We do so with joy and with a belief in the innate dignity of every human person who walks this earth. These are the values which join us as human beings and help to create the human family.
As one observer noted, "Spirituality is to religion as justice is to law." Just as our laws are the means towards which, in halting fashion, we seek the goals of justice, so also are religious practices and communities of faith the ways in which we flawed human beings seek to meet the needs of the human spirit.
On a final note, there is always the temptation to believe that when we start to speak about spirituality, we are entering into the nebulous, wonderful world of divine, warm fuzzies. Nothing could be further from the truth. The spiritual writer Henri Nouwen once said, "The spiritual life does not remove us from the world, but leads us deeper into it."
On a personal note, when I was preparing these remarks, I could not help but think of a friend of mine. He and I shared many good conversations together, despite the fact that he claimed throughout his life that he was an atheist. I said one time that because of that great noble spirit he possessed, he wasn't really an atheist, and he responded, "I swear to God that I am."
As he lay dying, we sat and talked about the films that we loved. One of our favorite films was called "The Keys of the Kingdom." The film, in part, was about the relationship between a priest and his friend who was a doctor, just as my friend was. And like my friend, the doctor in the movie claimed to be an atheist, although he was, indeed, a very good man.

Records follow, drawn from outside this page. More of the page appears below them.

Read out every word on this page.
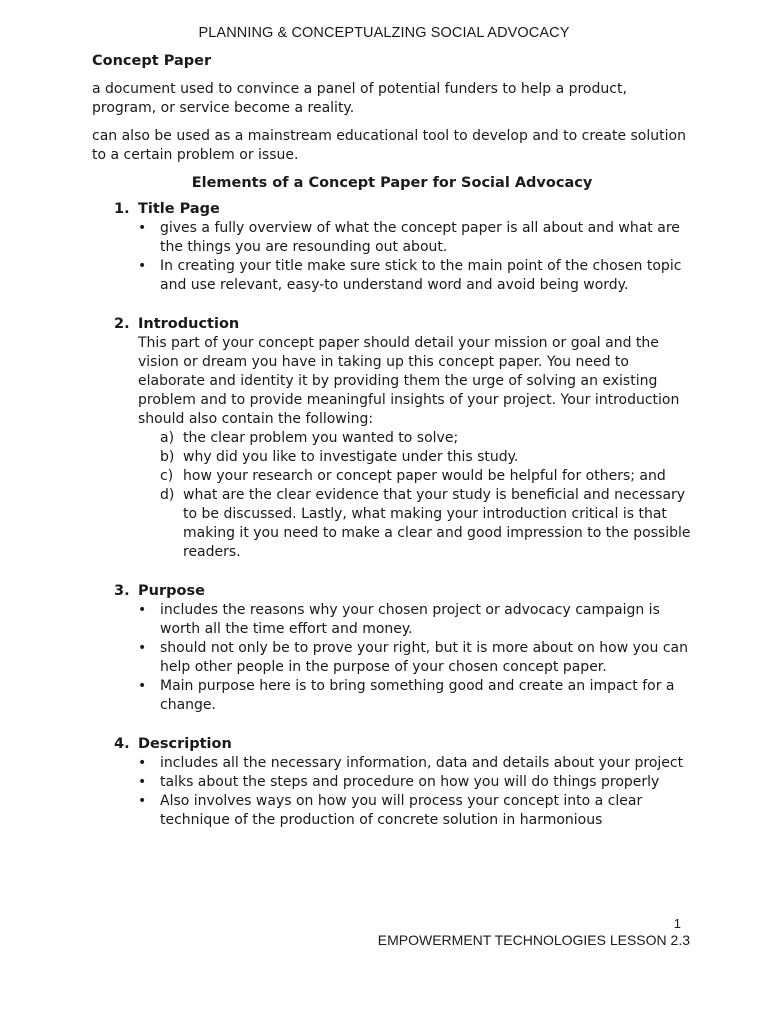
PLANNING & CONCEPTUALZING SOCIAL ADVOCACY
Concept Paper

a document used to convince a panel of potential funders to help a product, program, or service become a reality.

can also be used as a mainstream educational tool to develop and to create solution to a certain problem or issue.

Elements of a Concept Paper for Social Advocacy
1. Title Page
• gives a fully overview of what the concept paper is all about and what are the things you are resounding out about.
• In creating your title make sure stick to the main point of the chosen topic and use relevant, easy-to understand word and avoid being wordy.
2. Introduction
This part of your concept paper should detail your mission or goal and the vision or dream you have in taking up this concept paper. You need to elaborate and identity it by providing them the urge of solving an existing problem and to provide meaningful insights of your project. Your introduction should also contain the following:
a) the clear problem you wanted to solve;
b) why did you like to investigate under this study.
c) how your research or concept paper would be helpful for others; and
d) what are the clear evidence that your study is beneficial and necessary to be discussed. Lastly, what making your introduction critical is that making it you need to make a clear and good impression to the possible readers.
3. Purpose
• includes the reasons why your chosen project or advocacy campaign is worth all the time effort and money.
• should not only be to prove your right, but it is more about on how you can help other people in the purpose of your chosen concept paper.
• Main purpose here is to bring something good and create an impact for a change.
4. Description
• includes all the necessary information, data and details about your project
• talks about the steps and procedure on how you will do things properly
• Also involves ways on how you will process your concept into a clear technique of the production of concrete solution in harmonious
1
EMPOWERMENT TECHNOLOGIES LESSON 2.3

He said to me, "Larry do you remember what the doctor in the film said to the priest as he lay dying?" I said, "Yes I do," and I smiled. The doctor told the priest, just as he was breathing his last, "I really want to thank you because you never tried to bully me into heaven." Echoing those same words, my own friend died. And just as we shared so many good moments of life on this earth, I wouldn't be surprised, and I will be so delighted, to say hello to him again in the life which is to come.
We strive first to enter more deeply into our own world, and then into our own life, to discover the meaning and purpose which lies there. But we are called, just as my friend and I were, to enter into one another's world with compassion, with understanding, and with a great desire for unity — the unity of people of all ages, of all backgrounds, and of all beliefs. We ask in this spirit, and we pray that all may be one.